Sickles has always loved caring for animals, creating things, solving puzzles, meeting challenges, and leaving places cleaner, safer or better than she found them. It seems she is optimally employed. Her post as University Veterinarian and Director of Research Compliance plays to every one of those affinities.
A Binghamton alumna who earned her Ph.D. in biological sciences here in 1987, Sickles joined the University on September 10 last year, the day before the terrorist attacks on New York City and Washington, D.C. Since then she has been helping the University and its researchers to navigate a challenging regulatory environment that has become even more complex in the wake of September 11.
Sickles is the first person to hold the combined veterinarian and compliance positions, and as such she oversees the University’s efforts to protect the integrity of its research programs, which last year topped $23.5 million in external funding. She ensures the University’s compliance with the host of federal, state, local and institutional rules that apply to laboratory animal care and non-animal related research project protocols and designs.
For Sickles that job means developing a culture of compliance across the University’s 35 departments and six schools. “Compliance is not just making sure that you’re upholding regulations and policies because of the threat of being cited for failure to do so. It’s about respecting and developing policies and regulations that improve and enhance the work environment for students, professional staff and faculty members,” Sickles said.
“A big part of my mission here is taking a good look at the safety and security of buildings, laboratories and research programs to ensure the integrity of our research.”
Stephen Gilje, associate vice president for research, cites Sickles’ breadth of understanding of the diverse issues involved in research compliance. “Her presence enables the coordination of compliance, regulatory and safety issues and supports the continued expansion of our research programs,” he said.
By the age of seven, Sickles had decided to become a vet, and, like about 80 percent of veterinary school graduates, originally intended to go into small animal practice, she said. Instead, after using her Ph.D. from BU to work her way through the New York State College of Veterinary Medicine at Cornell University in research jobs, and accruing additional education and experience as a biologist, microbiologist and physiologist, Sickles developed a strong interest in and commitment to research.
Her position at Binghamton is ideal, she said, because it allows her to pursue two of her passions — animal health care and research — in an environment conducive to lifelong learning, something else to which she is strongly committed. This isn’t the first time that Sickles has combined veterinary practice with research. Just prior to coming to the University, Sickles served as the director of research and staff veterinarian for a company in Waverly, N.Y. that maintains its own colonies of cats and dogs for research — research that is exclusively for the benefit of animals. All the work at that company is directed at developing animal health care products, most specifically vaccines to protect cats and dogs from deadly modern-day contagions.
While her role as the University veterinarian means caring for sick or injured laboratory animals — which at Binghamton means mice, rats, birds and rabbits — her role as a compliance officer is also concerned with animal welfare, she noted.
“Part of my job is to see that laboratory animals are well cared for. That, according to their species, they are properly maintained in a proper setting, and to ensure that, if there is ever a need for a surgical procedure, that it is justified and that appropriate analgesia and anesthesia are provided.”

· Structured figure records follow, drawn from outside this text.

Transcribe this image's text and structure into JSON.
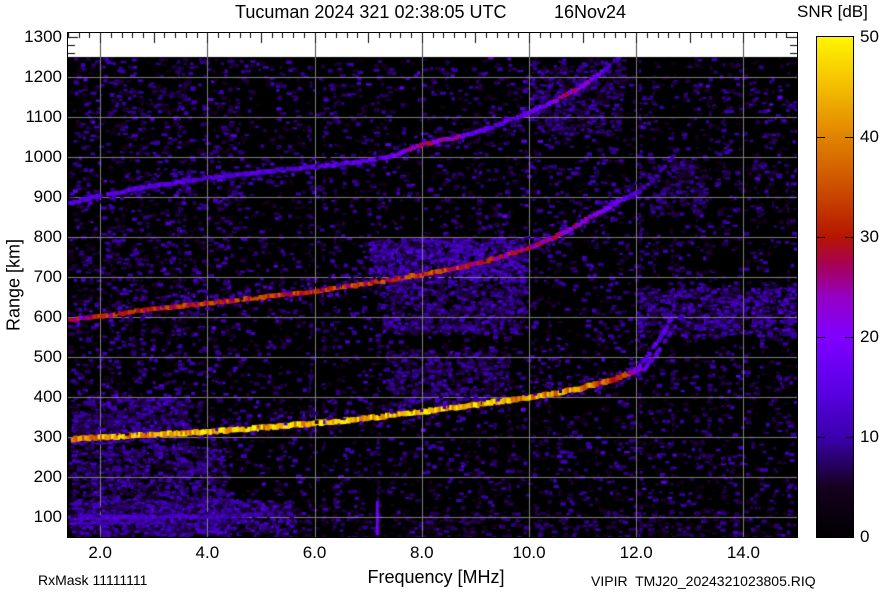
{
  "title": {
    "main": "Tucuman 2024 321 02:38:05 UTC",
    "date": "16Nov24"
  },
  "footer": {
    "rx_mask": "RxMask 11111111",
    "file": "VIPIR  TMJ20_2024321023805.RIQ"
  },
  "chart_data": {
    "type": "heatmap",
    "title": "Tucuman 2024 321 02:38:05 UTC  16Nov24",
    "xlabel": "Frequency [MHz]",
    "ylabel": "Range [km]",
    "xlim": [
      1.4,
      15.0
    ],
    "ylim": [
      50,
      1310
    ],
    "data_top_km": 1250,
    "x_ticks": {
      "values": [
        2,
        4,
        6,
        8,
        10,
        12,
        14
      ],
      "labels": [
        "2.0",
        "4.0",
        "6.0",
        "8.0",
        "10.0",
        "12.0",
        "14.0"
      ],
      "minor_step": 0.2
    },
    "y_ticks": {
      "values": [
        100,
        200,
        300,
        400,
        500,
        600,
        700,
        800,
        900,
        1000,
        1100,
        1200,
        1300
      ],
      "labels": [
        "100",
        "200",
        "300",
        "400",
        "500",
        "600",
        "700",
        "800",
        "900",
        "1000",
        "1100",
        "1200",
        "1300"
      ],
      "minor_step": 20
    },
    "grid": {
      "color": "#7d7d7d",
      "band_color": "#4a4a4a",
      "x_step": 2,
      "y_step": 100
    },
    "colorbar": {
      "label": "SNR [dB]",
      "min": 0,
      "max": 50,
      "tick_values": [
        0,
        10,
        20,
        30,
        40,
        50
      ],
      "tick_labels": [
        "0",
        "10",
        "20",
        "30",
        "40",
        "50"
      ],
      "inner_tick_values": [
        10,
        20,
        30,
        40
      ]
    },
    "palette": [
      [
        0,
        "#000000"
      ],
      [
        5,
        "#16001f"
      ],
      [
        10,
        "#3a00ad"
      ],
      [
        15,
        "#5c00e8"
      ],
      [
        20,
        "#8000ff"
      ],
      [
        24,
        "#9400c4"
      ],
      [
        27,
        "#a6005e"
      ],
      [
        30,
        "#b51500"
      ],
      [
        35,
        "#cc4f00"
      ],
      [
        40,
        "#e08300"
      ],
      [
        45,
        "#f3bd00"
      ],
      [
        50,
        "#fff500"
      ]
    ],
    "traces": [
      {
        "name": "F-trace-1st-hop",
        "w": 5,
        "h": 5,
        "gap": 0,
        "halo": {
          "up": 12,
          "dn": 4,
          "p": 0.9
        },
        "pts": [
          [
            1.5,
            294,
            36
          ],
          [
            2,
            299,
            42
          ],
          [
            3,
            306,
            44
          ],
          [
            4,
            313,
            45
          ],
          [
            5,
            323,
            44
          ],
          [
            6,
            334,
            45
          ],
          [
            7,
            347,
            44
          ],
          [
            7.6,
            357,
            46
          ],
          [
            8.4,
            370,
            46
          ],
          [
            9,
            381,
            45
          ],
          [
            9.5,
            390,
            43
          ],
          [
            10,
            399,
            42
          ],
          [
            10.5,
            408,
            41
          ],
          [
            11,
            423,
            39
          ],
          [
            11.5,
            441,
            36
          ],
          [
            11.9,
            459,
            30
          ],
          [
            12.1,
            474,
            22
          ]
        ]
      },
      {
        "name": "F-trace-1st-hop-O-branch",
        "w": 4,
        "h": 4,
        "gap": 0.35,
        "halo": {
          "up": 5,
          "dn": 3,
          "p": 0.15
        },
        "pts": [
          [
            12.0,
            468,
            17
          ],
          [
            12.2,
            500,
            16
          ],
          [
            12.4,
            538,
            15
          ],
          [
            12.55,
            572,
            14
          ],
          [
            12.65,
            596,
            13
          ]
        ]
      },
      {
        "name": "F-trace-1st-hop-X-branch",
        "w": 4,
        "h": 4,
        "gap": 0.35,
        "halo": {
          "up": 5,
          "dn": 3,
          "p": 0.15
        },
        "pts": [
          [
            12.15,
            470,
            15
          ],
          [
            12.35,
            503,
            14
          ],
          [
            12.55,
            542,
            13
          ],
          [
            12.75,
            582,
            12
          ],
          [
            12.88,
            608,
            11
          ]
        ]
      },
      {
        "name": "F-trace-1st-hop-lower-edge",
        "w": 4,
        "h": 2,
        "gap": 0.2,
        "halo": {
          "up": 2,
          "dn": 2,
          "p": 0.1
        },
        "pts": [
          [
            1.5,
            282,
            12
          ],
          [
            2.2,
            287,
            11
          ],
          [
            3,
            292,
            10
          ]
        ]
      },
      {
        "name": "F-trace-2nd-hop",
        "w": 5,
        "h": 4,
        "gap": 0.05,
        "halo": {
          "up": 13,
          "dn": 5,
          "p": 1.2
        },
        "pts": [
          [
            1.45,
            592,
            26
          ],
          [
            2,
            602,
            30
          ],
          [
            3,
            620,
            31
          ],
          [
            4,
            634,
            32
          ],
          [
            5,
            649,
            31
          ],
          [
            6,
            664,
            32
          ],
          [
            7,
            684,
            32
          ],
          [
            7.8,
            702,
            33
          ],
          [
            8.5,
            717,
            31
          ],
          [
            9,
            733,
            30
          ],
          [
            9.5,
            751,
            29
          ],
          [
            10,
            773,
            27
          ],
          [
            10.5,
            800,
            25
          ],
          [
            11,
            838,
            22
          ],
          [
            11.4,
            868,
            19
          ],
          [
            11.8,
            897,
            15
          ],
          [
            12.1,
            918,
            12
          ]
        ]
      },
      {
        "name": "F-trace-2nd-hop-split",
        "w": 4,
        "h": 3,
        "gap": 0.4,
        "halo": {
          "up": 4,
          "dn": 3,
          "p": 0.1
        },
        "pts": [
          [
            12.15,
            922,
            11
          ],
          [
            12.4,
            955,
            10
          ],
          [
            12.65,
            995,
            10
          ],
          [
            12.85,
            1030,
            9
          ]
        ]
      },
      {
        "name": "F-trace-3rd-hop",
        "w": 5,
        "h": 4,
        "gap": 0.1,
        "halo": {
          "up": 7,
          "dn": 3,
          "p": 0.6
        },
        "pts": [
          [
            1.45,
            885,
            14
          ],
          [
            2,
            903,
            15
          ],
          [
            3,
            928,
            14
          ],
          [
            4,
            948,
            14
          ],
          [
            5,
            962,
            13
          ],
          [
            6,
            975,
            14
          ],
          [
            7,
            990,
            15
          ],
          [
            7.5,
            1005,
            18
          ],
          [
            8,
            1030,
            26
          ],
          [
            8.6,
            1048,
            24
          ],
          [
            9,
            1060,
            16
          ],
          [
            9.5,
            1085,
            15
          ],
          [
            10,
            1110,
            16
          ],
          [
            10.4,
            1135,
            18
          ],
          [
            10.7,
            1155,
            26
          ],
          [
            11,
            1178,
            22
          ],
          [
            11.3,
            1205,
            16
          ],
          [
            11.55,
            1232,
            13
          ],
          [
            11.7,
            1250,
            11
          ]
        ]
      },
      {
        "name": "E-layer-trace",
        "w": 4,
        "h": 4,
        "gap": 0,
        "halo": {
          "up": 10,
          "dn": 3,
          "p": 1.6
        },
        "pts": [
          [
            1.45,
            98,
            13
          ],
          [
            2.2,
            100,
            13
          ],
          [
            3.2,
            100,
            12
          ],
          [
            4.2,
            102,
            11
          ],
          [
            5.2,
            106,
            10
          ],
          [
            5.6,
            108,
            9
          ]
        ]
      },
      {
        "name": "E-layer-thin-echo",
        "w": 4,
        "h": 2,
        "gap": 0.2,
        "halo": {
          "up": 2,
          "dn": 2,
          "p": 0.1
        },
        "pts": [
          [
            1.45,
            84,
            13
          ],
          [
            2.2,
            85,
            12
          ],
          [
            3.2,
            87,
            11
          ]
        ]
      }
    ],
    "clouds": [
      {
        "f0": 7.2,
        "f1": 9.9,
        "k0": 560,
        "k1": 690,
        "n": 700,
        "s0": 4,
        "s1": 12
      },
      {
        "f0": 7.0,
        "f1": 9.9,
        "k0": 690,
        "k1": 800,
        "n": 900,
        "s0": 5,
        "s1": 14
      },
      {
        "f0": 7.3,
        "f1": 9.6,
        "k0": 380,
        "k1": 520,
        "n": 450,
        "s0": 4,
        "s1": 11
      },
      {
        "f0": 1.45,
        "f1": 4.3,
        "k0": 55,
        "k1": 280,
        "n": 900,
        "s0": 4,
        "s1": 12
      },
      {
        "f0": 1.45,
        "f1": 3.6,
        "k0": 300,
        "k1": 400,
        "n": 500,
        "s0": 4,
        "s1": 12
      },
      {
        "f0": 12.0,
        "f1": 15.0,
        "k0": 555,
        "k1": 675,
        "n": 700,
        "s0": 4,
        "s1": 13
      },
      {
        "f0": 10.0,
        "f1": 11.7,
        "k0": 1060,
        "k1": 1240,
        "n": 350,
        "s0": 4,
        "s1": 11
      },
      {
        "f0": 12.2,
        "f1": 13.3,
        "k0": 860,
        "k1": 1000,
        "n": 180,
        "s0": 4,
        "s1": 10
      },
      {
        "f0": 1.45,
        "f1": 5.6,
        "k0": 60,
        "k1": 145,
        "n": 600,
        "s0": 5,
        "s1": 13
      },
      {
        "f0": 4.5,
        "f1": 15.0,
        "k0": 50,
        "k1": 120,
        "n": 350,
        "s0": 3,
        "s1": 9
      }
    ],
    "rfi_stripes": [
      [
        2.2,
        0.25
      ],
      [
        2.75,
        0.3
      ],
      [
        3.45,
        0.5
      ],
      [
        3.55,
        0.3
      ],
      [
        4.4,
        0.25
      ],
      [
        5.35,
        0.25
      ],
      [
        5.9,
        0.45
      ],
      [
        6.15,
        0.35
      ],
      [
        6.35,
        0.3
      ],
      [
        7.17,
        0.4
      ],
      [
        8.45,
        0.3
      ],
      [
        9.05,
        0.3
      ],
      [
        9.35,
        0.28
      ],
      [
        9.6,
        0.28
      ],
      [
        10.1,
        0.25
      ],
      [
        10.35,
        0.35
      ],
      [
        10.55,
        0.28
      ],
      [
        11.25,
        0.28
      ],
      [
        12.05,
        0.55
      ],
      [
        12.3,
        0.28
      ],
      [
        12.65,
        0.3
      ],
      [
        13.1,
        0.25
      ],
      [
        13.35,
        0.3
      ],
      [
        13.6,
        0.28
      ],
      [
        14.25,
        0.28
      ],
      [
        14.55,
        0.3
      ],
      [
        14.8,
        0.25
      ]
    ],
    "marks": [
      {
        "f": 7.17,
        "k0": 55,
        "k1": 140,
        "snr": 17,
        "w": 3
      }
    ],
    "noise": {
      "count": 26000,
      "snr_min": 2.5,
      "snr_max": 11
    }
  }
}
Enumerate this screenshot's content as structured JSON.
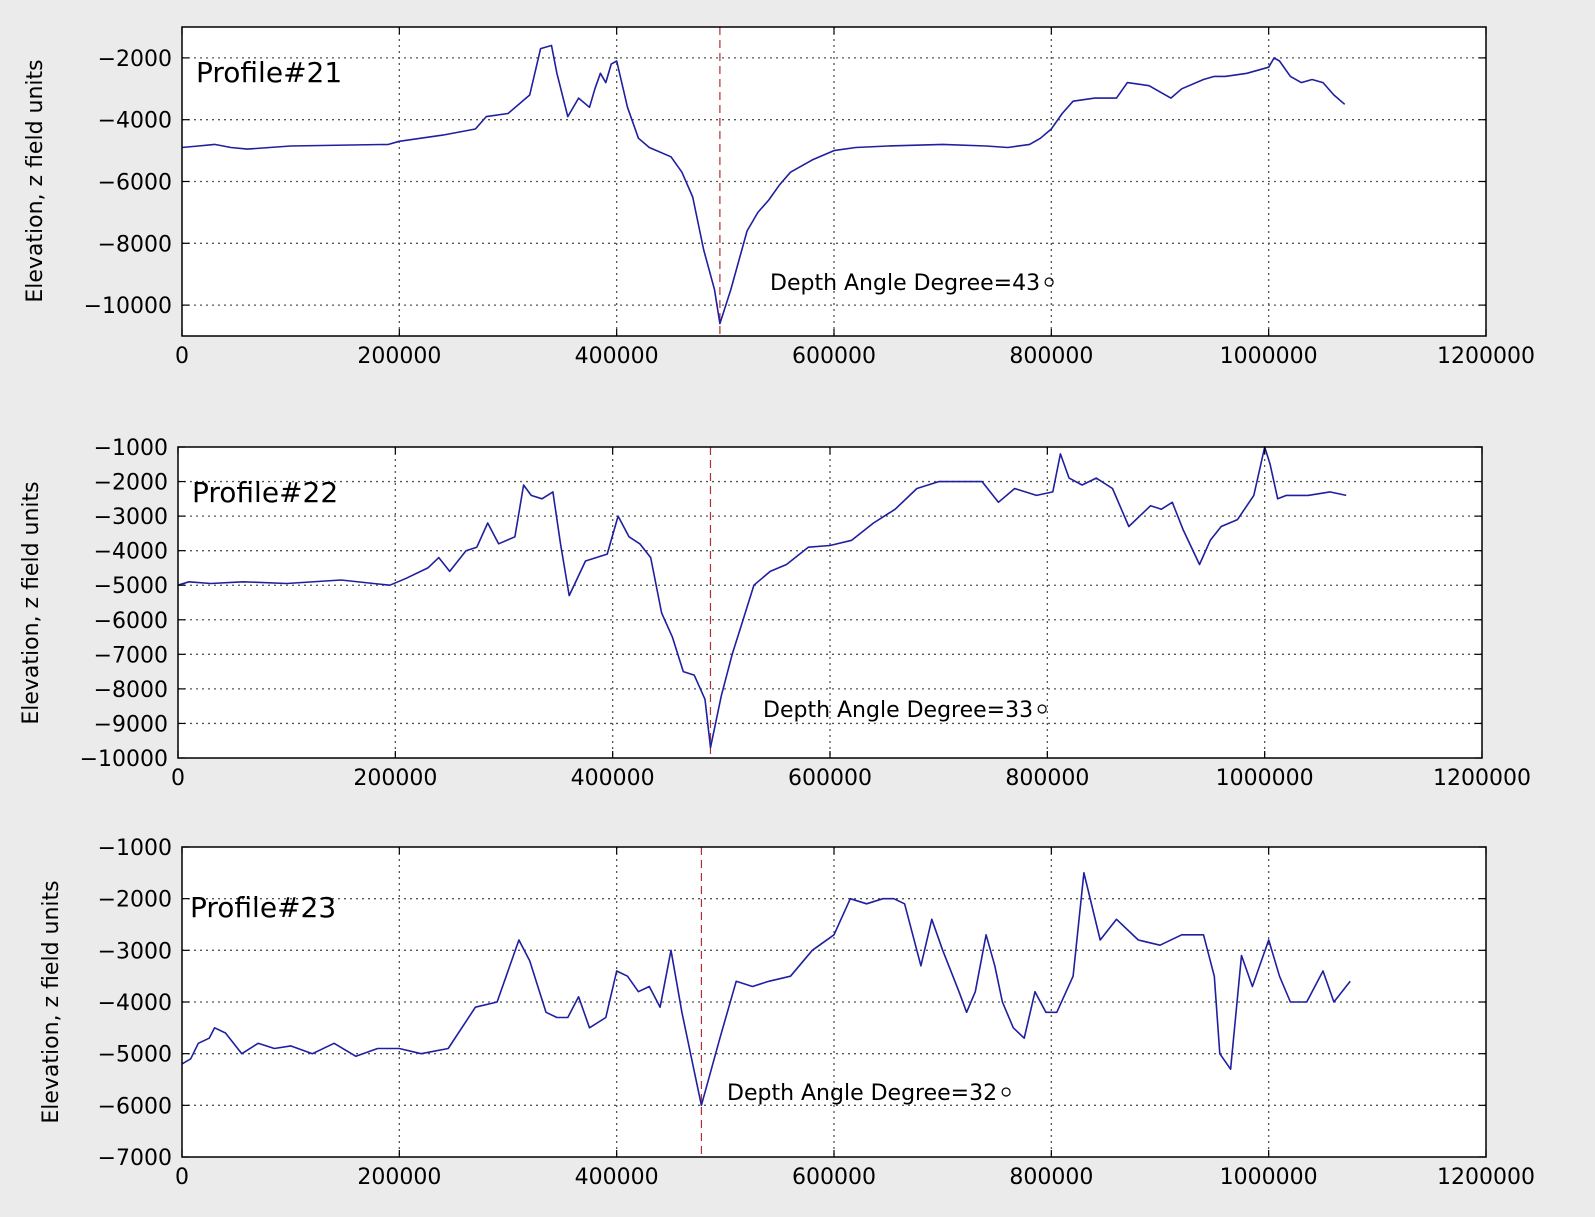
{
  "chart_data": [
    {
      "type": "line",
      "title": "Profile#21",
      "ylabel": "Elevation, z field units",
      "xlabel": "",
      "xlim": [
        0,
        1200000
      ],
      "ylim": [
        -11000,
        -1000
      ],
      "xticks": [
        "0",
        "200000",
        "400000",
        "600000",
        "800000",
        "1000000",
        "1200000"
      ],
      "yticks": [
        "−2000",
        "−4000",
        "−6000",
        "−8000",
        "−10000"
      ],
      "ytick_values": [
        -2000,
        -4000,
        -6000,
        -8000,
        -10000
      ],
      "grid": true,
      "vline_x": 495000,
      "annotation": "Depth Angle Degree=43",
      "series": [
        {
          "color": "#1f1fa0",
          "x": [
            0,
            15000,
            30000,
            45000,
            60000,
            100000,
            190000,
            200000,
            240000,
            270000,
            280000,
            300000,
            320000,
            330000,
            340000,
            345000,
            355000,
            365000,
            375000,
            380000,
            385000,
            390000,
            395000,
            400000,
            410000,
            420000,
            430000,
            450000,
            460000,
            470000,
            480000,
            490000,
            495000,
            505000,
            520000,
            530000,
            540000,
            550000,
            560000,
            580000,
            600000,
            620000,
            650000,
            700000,
            740000,
            760000,
            780000,
            790000,
            800000,
            810000,
            820000,
            840000,
            860000,
            870000,
            890000,
            900000,
            910000,
            920000,
            940000,
            950000,
            960000,
            980000,
            1000000,
            1005000,
            1010000,
            1020000,
            1030000,
            1040000,
            1050000,
            1060000,
            1070000
          ],
          "y": [
            -4900,
            -4850,
            -4800,
            -4900,
            -4950,
            -4850,
            -4800,
            -4700,
            -4500,
            -4300,
            -3900,
            -3800,
            -3200,
            -1700,
            -1600,
            -2500,
            -3900,
            -3300,
            -3600,
            -3000,
            -2500,
            -2800,
            -2200,
            -2100,
            -3600,
            -4600,
            -4900,
            -5200,
            -5700,
            -6500,
            -8200,
            -9500,
            -10600,
            -9500,
            -7600,
            -7000,
            -6600,
            -6100,
            -5700,
            -5300,
            -5000,
            -4900,
            -4850,
            -4800,
            -4850,
            -4900,
            -4800,
            -4600,
            -4300,
            -3800,
            -3400,
            -3300,
            -3300,
            -2800,
            -2900,
            -3100,
            -3300,
            -3000,
            -2700,
            -2600,
            -2600,
            -2500,
            -2300,
            -2000,
            -2100,
            -2600,
            -2800,
            -2700,
            -2800,
            -3200,
            -3500
          ]
        }
      ]
    },
    {
      "type": "line",
      "title": "Profile#22",
      "ylabel": "Elevation, z field units",
      "xlabel": "",
      "xlim": [
        0,
        1200000
      ],
      "ylim": [
        -10000,
        -1000
      ],
      "xticks": [
        "0",
        "200000",
        "400000",
        "600000",
        "800000",
        "1000000",
        "1200000"
      ],
      "yticks": [
        "−1000",
        "−2000",
        "−3000",
        "−4000",
        "−5000",
        "−6000",
        "−7000",
        "−8000",
        "−9000",
        "−10000"
      ],
      "ytick_values": [
        -1000,
        -2000,
        -3000,
        -4000,
        -5000,
        -6000,
        -7000,
        -8000,
        -9000,
        -10000
      ],
      "grid": true,
      "vline_x": 490000,
      "annotation": "Depth Angle Degree=33",
      "series": [
        {
          "color": "#1f1fa0",
          "x": [
            0,
            10000,
            30000,
            60000,
            100000,
            150000,
            180000,
            195000,
            210000,
            230000,
            240000,
            250000,
            265000,
            275000,
            285000,
            295000,
            310000,
            318000,
            325000,
            335000,
            345000,
            352000,
            360000,
            375000,
            395000,
            405000,
            415000,
            425000,
            435000,
            445000,
            455000,
            465000,
            475000,
            485000,
            490000,
            500000,
            510000,
            520000,
            530000,
            545000,
            560000,
            580000,
            600000,
            620000,
            640000,
            660000,
            680000,
            700000,
            720000,
            740000,
            755000,
            770000,
            790000,
            805000,
            812000,
            820000,
            832000,
            845000,
            860000,
            875000,
            885000,
            895000,
            905000,
            915000,
            925000,
            940000,
            950000,
            960000,
            975000,
            990000,
            1000000,
            1005000,
            1012000,
            1020000,
            1040000,
            1060000,
            1075000
          ],
          "y": [
            -5000,
            -4900,
            -4950,
            -4900,
            -4950,
            -4850,
            -4950,
            -5000,
            -4800,
            -4500,
            -4200,
            -4600,
            -4000,
            -3900,
            -3200,
            -3800,
            -3600,
            -2100,
            -2400,
            -2500,
            -2300,
            -3800,
            -5300,
            -4300,
            -4100,
            -3000,
            -3600,
            -3800,
            -4200,
            -5800,
            -6500,
            -7500,
            -7600,
            -8300,
            -9700,
            -8200,
            -7000,
            -6000,
            -5000,
            -4600,
            -4400,
            -3900,
            -3850,
            -3700,
            -3200,
            -2800,
            -2200,
            -2000,
            -2000,
            -2000,
            -2600,
            -2200,
            -2400,
            -2300,
            -1200,
            -1900,
            -2100,
            -1900,
            -2200,
            -3300,
            -3000,
            -2700,
            -2800,
            -2600,
            -3400,
            -4400,
            -3700,
            -3300,
            -3100,
            -2400,
            -1000,
            -1500,
            -2500,
            -2400,
            -2400,
            -2300,
            -2400
          ]
        }
      ]
    },
    {
      "type": "line",
      "title": "Profile#23",
      "ylabel": "Elevation, z field units",
      "xlabel": "",
      "xlim": [
        0,
        1200000
      ],
      "ylim": [
        -7000,
        -1000
      ],
      "xticks": [
        "0",
        "200000",
        "400000",
        "600000",
        "800000",
        "1000000",
        "1200000"
      ],
      "yticks": [
        "−1000",
        "−2000",
        "−3000",
        "−4000",
        "−5000",
        "−6000",
        "−7000"
      ],
      "ytick_values": [
        -1000,
        -2000,
        -3000,
        -4000,
        -5000,
        -6000,
        -7000
      ],
      "grid": true,
      "vline_x": 478000,
      "annotation": "Depth Angle Degree=32",
      "series": [
        {
          "color": "#1f1fa0",
          "x": [
            0,
            8000,
            15000,
            25000,
            30000,
            40000,
            55000,
            70000,
            85000,
            100000,
            120000,
            140000,
            160000,
            180000,
            200000,
            220000,
            245000,
            270000,
            290000,
            310000,
            320000,
            335000,
            345000,
            355000,
            365000,
            375000,
            390000,
            400000,
            410000,
            420000,
            430000,
            440000,
            450000,
            460000,
            470000,
            478000,
            495000,
            510000,
            525000,
            540000,
            560000,
            580000,
            600000,
            615000,
            630000,
            645000,
            655000,
            665000,
            680000,
            690000,
            700000,
            715000,
            722000,
            730000,
            740000,
            748000,
            755000,
            765000,
            775000,
            785000,
            795000,
            805000,
            820000,
            830000,
            845000,
            860000,
            880000,
            900000,
            920000,
            940000,
            950000,
            955000,
            965000,
            975000,
            985000,
            1000000,
            1010000,
            1020000,
            1035000,
            1050000,
            1060000,
            1075000
          ],
          "y": [
            -5200,
            -5100,
            -4800,
            -4700,
            -4500,
            -4600,
            -5000,
            -4800,
            -4900,
            -4850,
            -5000,
            -4800,
            -5050,
            -4900,
            -4900,
            -5000,
            -4900,
            -4100,
            -4000,
            -2800,
            -3200,
            -4200,
            -4300,
            -4300,
            -3900,
            -4500,
            -4300,
            -3400,
            -3500,
            -3800,
            -3700,
            -4100,
            -3000,
            -4200,
            -5200,
            -6000,
            -4700,
            -3600,
            -3700,
            -3600,
            -3500,
            -3000,
            -2700,
            -2000,
            -2100,
            -2000,
            -2000,
            -2100,
            -3300,
            -2400,
            -3000,
            -3800,
            -4200,
            -3800,
            -2700,
            -3300,
            -4000,
            -4500,
            -4700,
            -3800,
            -4200,
            -4200,
            -3500,
            -1500,
            -2800,
            -2400,
            -2800,
            -2900,
            -2700,
            -2700,
            -3500,
            -5000,
            -5300,
            -3100,
            -3700,
            -2800,
            -3500,
            -4000,
            -4000,
            -3400,
            -4000,
            -3600
          ]
        }
      ]
    }
  ]
}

Sickles works in collaboration with Environmental Health and Safety and serves on many committees, among them the Institutional Animal Care and Use Committee (IACUC) — a committee required at every institution that uses animals in research. All research or instructional use of vertebrate animals conducted by University faculty, staff and students, regardless of the source of funding or location of animals, must be reviewed and approved by the IACUC, and approval must be obtained prior to initiation of the activity.
Sickles also serves on the Institutional Biosafety Committee (IBC), the Radiation Safety Committee (RSC), and the Laboratory Safety Committee (LSC).
Sickles supervises Robert Snyder, animal care coordinator and the University’s five full-time animal care workers. The University is accredited by the Association for Assessment and Accreditation of Laboratory Animal Care, a status shared by 640 research institutions in 18 countries. In the scientific community, this accreditation shows that an institution is serious about setting, achieving and maintaining high standards for animal care and use.
Sickles shares that commitment and in her role as a compliance officer hopes to be seen by faculty researchers not as an obstacle to make their lives more difficult but as a resource.
“In this highly regulatory climate, it’s almost impossible for any one person to be an expert on everything,” she said. “But in those areas in which I might not be expert, I can certainly serve as a good source of referral.
As such, she invites faculty and staff to approach her with any research-related concerns they might have.
“We’re living in a world in which we just can’t hide our heads and hope these kinds of issues will go away,” she said. “And I’m not a person who has ever been able to turn my head and walk away when something can be done to improve a situation.”
The most recent evidence of that might be a matching-funds proposal for about $420,000 submitted by Sickles to the National Institutes of Health last month. If approved, the project would mean almost $850,000 in improvements to the University’s animal care facilities and equipment.